While Alphonso hasn’t revealed the names of these apps, Pool 3D, Beer Pong: Trickshot, Real Bowling Strike 10 Pin and Honey Quest all feature the technology.
Oh look, they're all shitty games that hook people like gambling sites. Whoever would have thought!
The apps need permission to the microphone for that and in background it would drain the battery and constantly show the microphone is accessed unless you are using an old android version. It is likely easy though to eavesdrop when the app is opened and using microphone is an expected functionality, and to pick up keywords and the sounds emitted from other sources to better know location and social graphs without GPS access.
"Yeah, me and my wife were talking about a new driveway, the next we knew we were both getting ads for driveway paving companies. The news says it's just a coincidence..."
My wife and I were driving down the highway and I saw an old Cadillac, and I said, “hey, I like that old Cadillac.” Not even an hour later I got a facebook marketplace notification about a Cadillac for sale near me.

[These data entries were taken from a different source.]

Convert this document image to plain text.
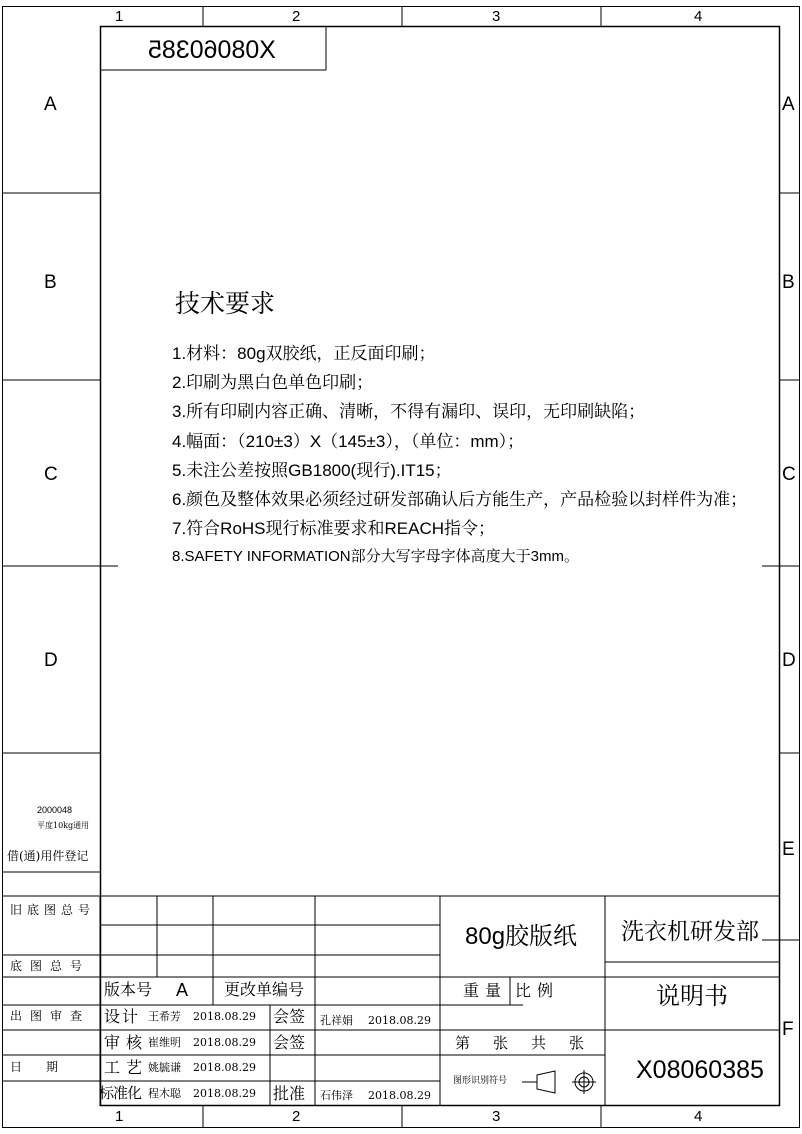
1	2	3	4
1	2	3	4
A
B
C
D
A
B
C
D
E
F
X08060385
技术要求
1.材料：80g双胶纸，正反面印刷；
2.印刷为黑白色单色印刷；
3.所有印刷内容正确、清晰，不得有漏印、误印，无印刷缺陷；
4.幅面：（210±3）X（145±3），（单位：mm）；
5.未注公差按照GB1800(现行).IT15；
6.颜色及整体效果必须经过研发部确认后方能生产，产品检验以封样件为准；
7.符合RoHS现行标准要求和REACH指令；
8.SAFETY INFORMATION部分大写字母字体高度大于3mm。
2000048
平度10kg通用
借(通)用件登记
旧底图总号
底图总号
出图审查
日　　期
版本号 A 更改单编号
设计 王希芳 2018.08.29 会签 孔祥娟 2018.08.29
审核 崔维明 2018.08.29 会签
工艺 姚毓谦 2018.08.29
标准化 程木聪 2018.08.29 批准 石伟泽 2018.08.29
80g胶版纸
重量 比例
第　张　共　张
图形识别符号
洗衣机研发部
说明书
X08060385
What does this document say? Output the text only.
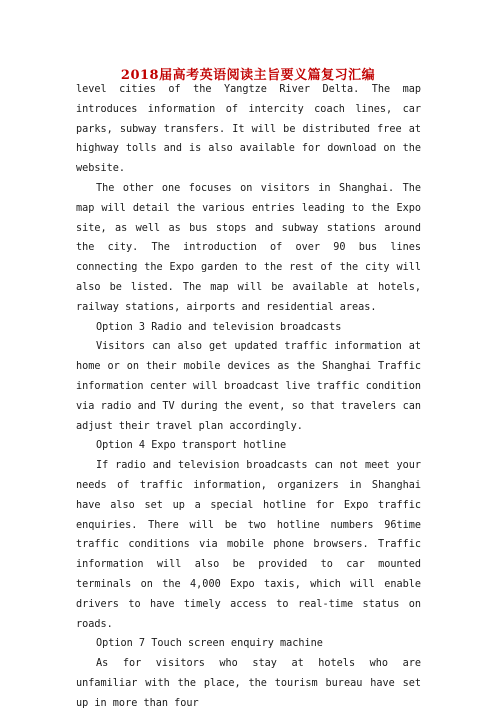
2018届高考英语阅读主旨要义篇复习汇编

level cities of the Yangtze River Delta. The map introduces information of intercity coach lines, car parks, subway transfers. It will be distributed free at highway tolls and is also available for download on the website.

The other one focuses on visitors in Shanghai. The map will detail the various entries leading to the Expo site, as well as bus stops and subway stations around the city. The introduction of over 90 bus lines connecting the Expo garden to the rest of the city will also be listed. The map will be available at hotels, railway stations, airports and residential areas.

Option 3 Radio and television broadcasts

Visitors can also get updated traffic information at home or on their mobile devices as the Shanghai Traffic information center will broadcast live traffic condition via radio and TV during the event, so that travelers can adjust their travel plan accordingly.

Option 4 Expo transport hotline

If radio and television broadcasts can not meet your needs of traffic information, organizers in Shanghai have also set up a special hotline for Expo traffic enquiries. There will be two hotline numbers 96time traffic conditions via mobile phone browsers. Traffic information will also be provided to car mounted terminals on the 4,000 Expo taxis, which will enable drivers to have timely access to real-time status on roads.

Option 7 Touch screen enquiry machine

As for visitors who stay at hotels who are unfamiliar with the place, the tourism bureau have set up in more than four
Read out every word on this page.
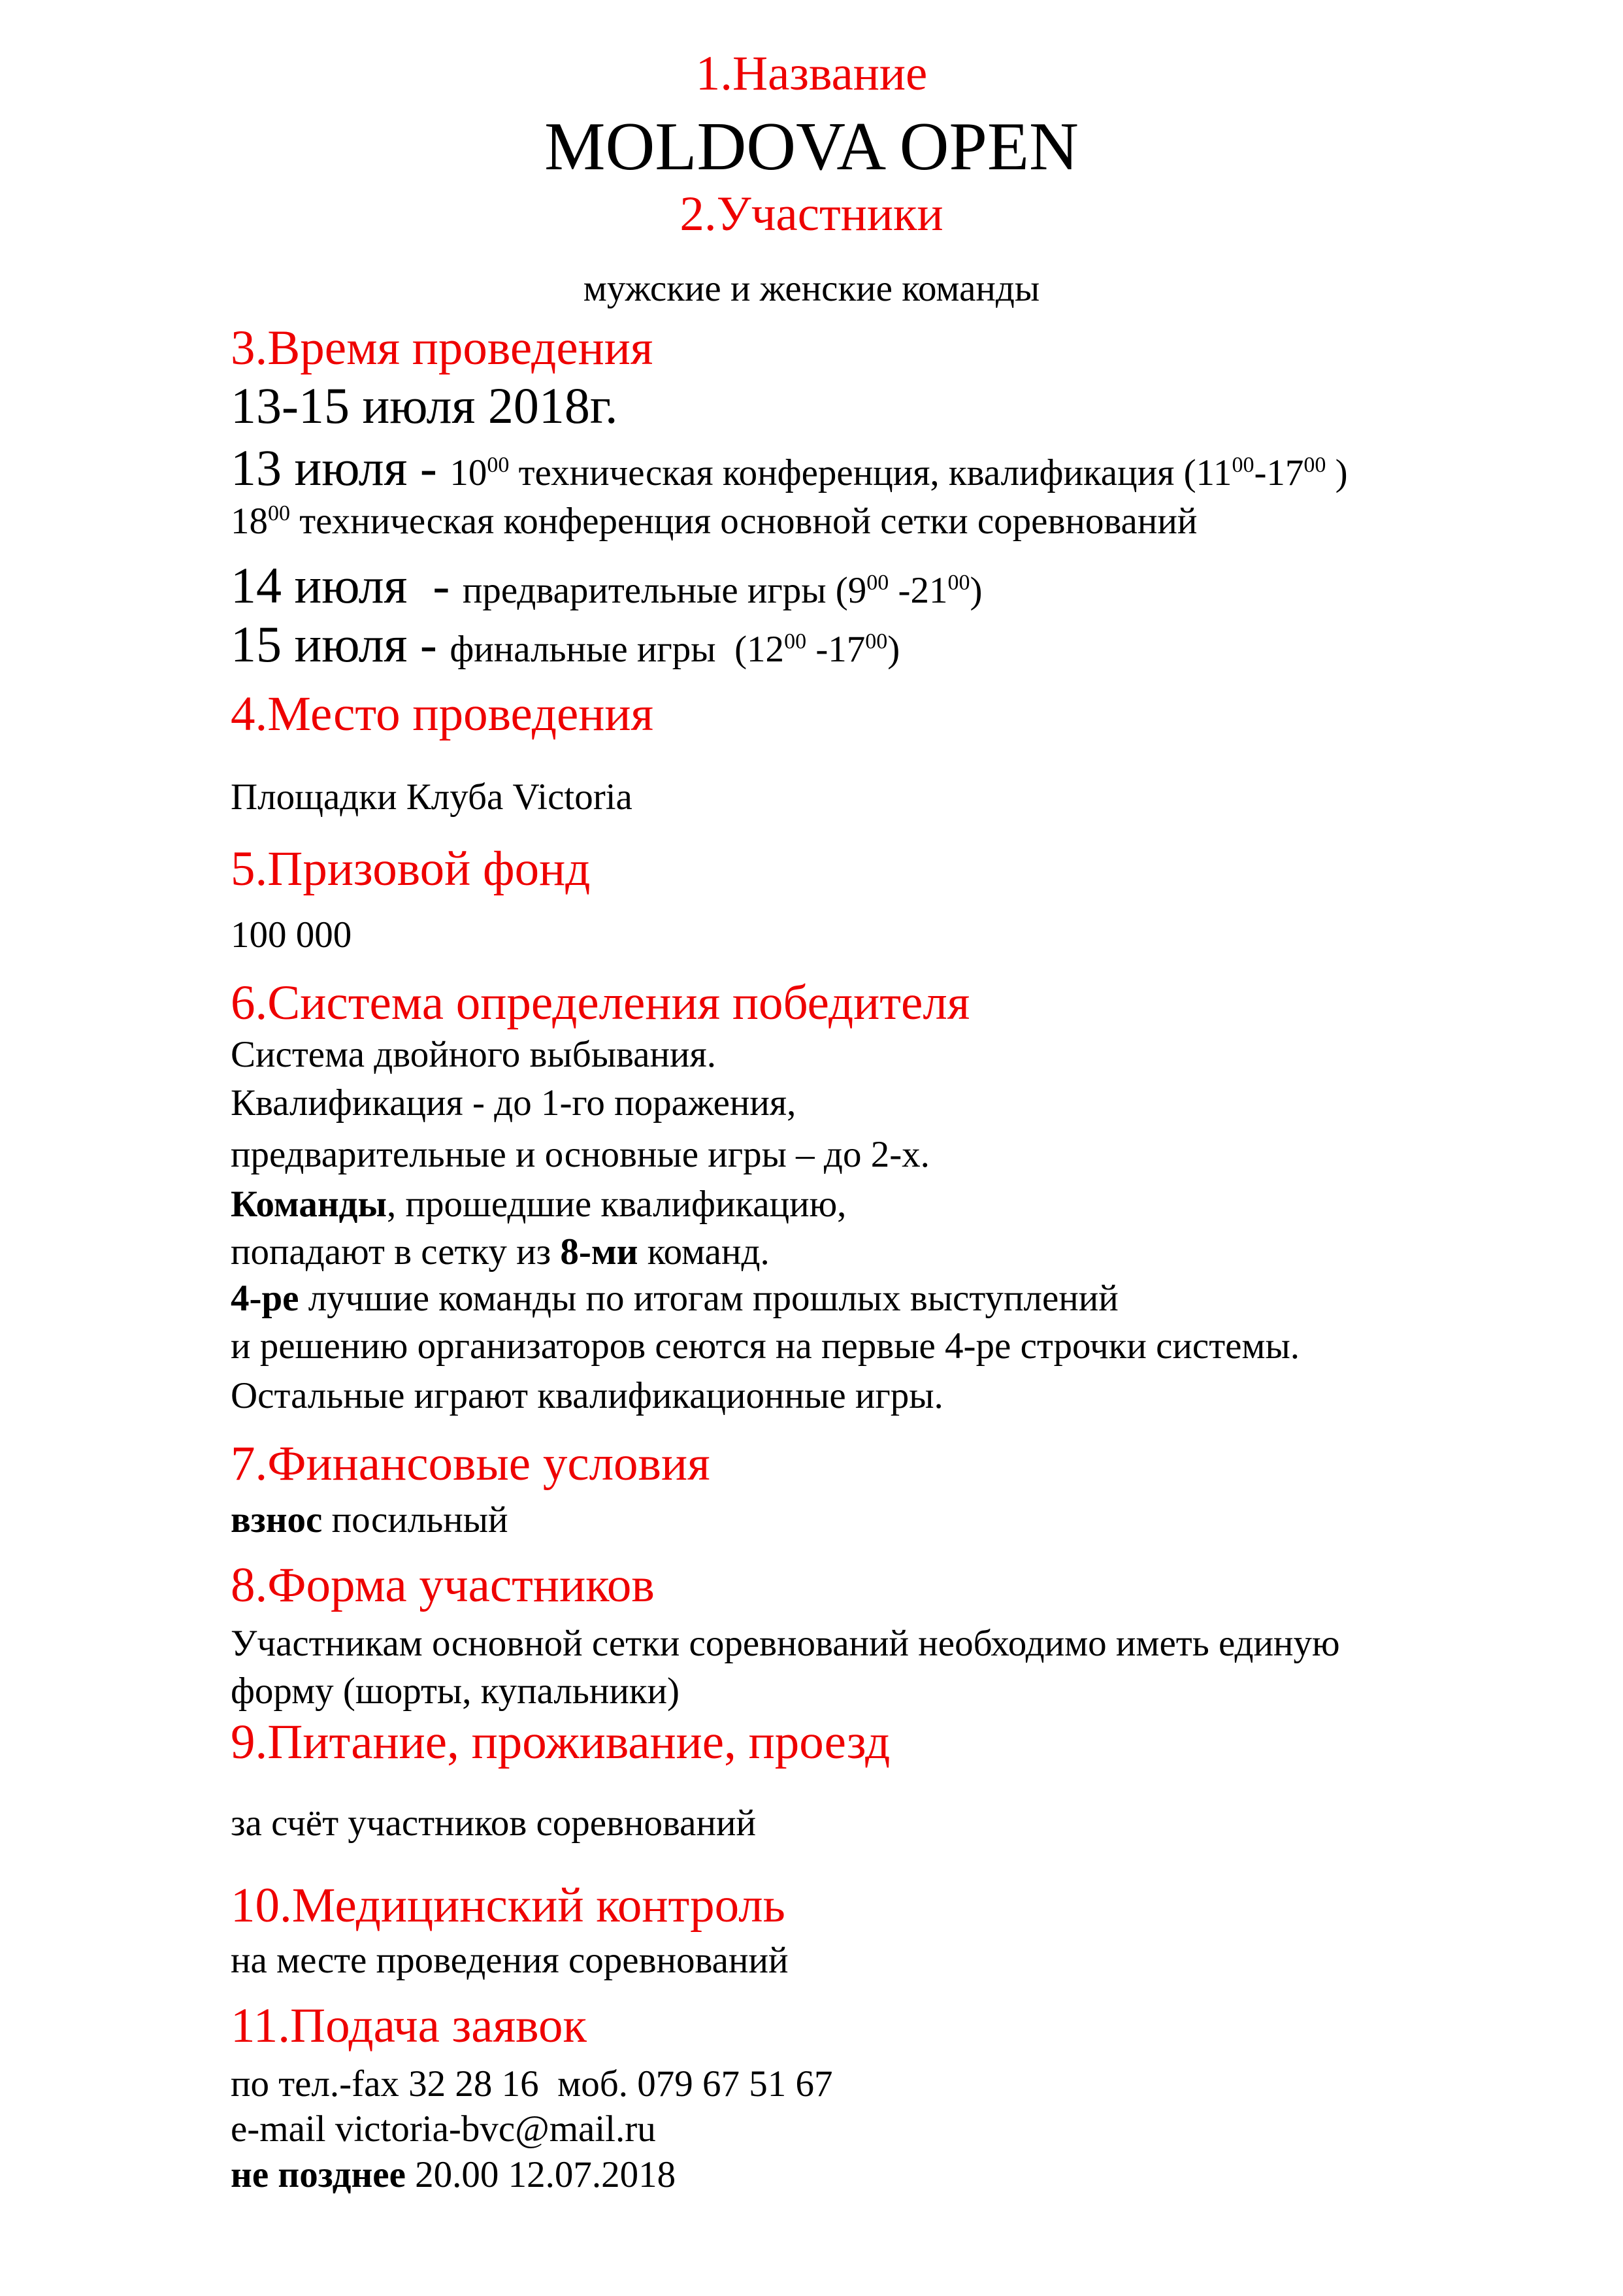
1.Название
MOLDOVA OPEN
2.Участники
мужские и женские команды
3.Время проведения
13-15 июля 2018г.
13 июля - $10^{00}$ техническая конференция, квалификация ($11^{00}-17^{00}$ )
$18^{00}$ техническая конференция основной сетки соревнований
14 июля  - предварительные игры ($9^{00}$ $-21^{00}$)
15 июля - финальные игры  ($12^{00}$ $-17^{00}$)
4.Место проведения
Площадки Клуба Victoria
5.Призовой фонд
100 000
6.Система определения победителя
Система двойного выбывания.
Квалификация - до 1-го поражения,
предварительные и основные игры – до 2-х.
Команды, прошедшие квалификацию,
попадают в сетку из 8-ми команд.
4-ре лучшие команды по итогам прошлых выступлений
и решению организаторов сеются на первые 4-ре строчки системы.
Остальные играют квалификационные игры.
7.Финансовые условия
взнос посильный
8.Форма участников
Участникам основной сетки соревнований необходимо иметь единую
форму (шорты, купальники)
9.Питание, проживание, проезд
за счёт участников соревнований
10.Медицинский контроль
на месте проведения соревнований
11.Подача заявок
по тел.-fax 32 28 16  моб. 079 67 51 67
e-mail victoria-bvc@mail.ru
не позднее 20.00 12.07.2018
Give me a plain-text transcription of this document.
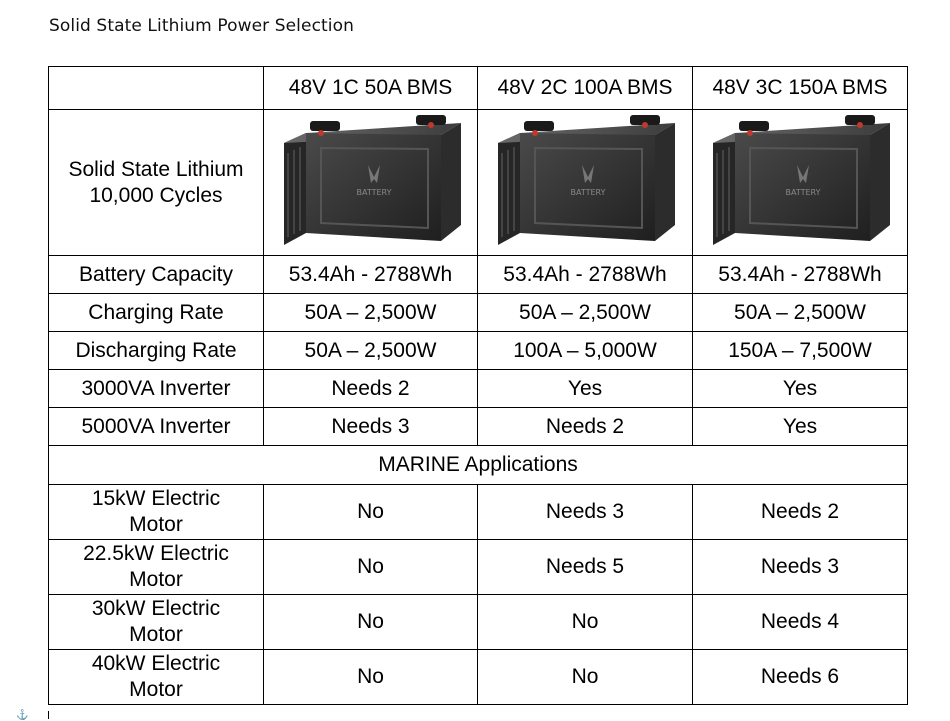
Solid State Lithium Power Selection
	48V 1C 50A BMS	48V 2C 100A BMS	48V 3C 150A BMS

Solid State Lithium
10,000 Cycles	BATTERY	BATTERY	BATTERY

Battery Capacity	53.4Ah - 2788Wh	53.4Ah - 2788Wh	53.4Ah - 2788Wh
Charging Rate	50A – 2,500W	50A – 2,500W	50A – 2,500W
Discharging Rate	50A – 2,500W	100A – 5,000W	150A – 7,500W
3000VA Inverter	Needs 2	Yes	Yes
5000VA Inverter	Needs 3	Needs 2	Yes
MARINE Applications			

15kW Electric
Motor	No	Needs 3	Needs 2

22.5kW Electric
Motor	No	Needs 5	Needs 3

30kW Electric
Motor	No	No	Needs 4

40kW Electric
Motor	No	No	Needs 6
⚓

I have NEVER searched for Cadillacs for sale.
I've had things like this happen, and I always suspected it was Facebook itself doing it, but now I think it's also likely its something else feeding info into an ad system that then shows the ad on Facebook.
Every now and then I'll just blurt out random things I want that I'd never want to see if I can trigger getting ads for it. Hasn't happened in quite awhile now, probably because restrictions on doing it are getting better.
All of the discourse around "we can't prove they are listening" feels like gaslighting, to me.
I don't need proof. We have all have had this experience, and "it's just tracking absolutely everything else so well that it guesses really accurately" isn't in any way better, anyway.
It isn’t better, it’s even worse IMO. But it’s just the truth. It is verifiable enough that apps cannot just spy via your microphone in any reasonably modern OS, not even the old versions. What has never been verified though is that there are non-zero-day-exploit-ways to spy through your microphone.
It can be proven, very easily. All it takes is a little bit of IT skills and a basic understanding of networking. There are also immense amounts of incentive to prove it. Your information would be spread across every news network, and you'd be able to use it to sue any business that does it.
So, the only reason it can't be proven is because it's not happening.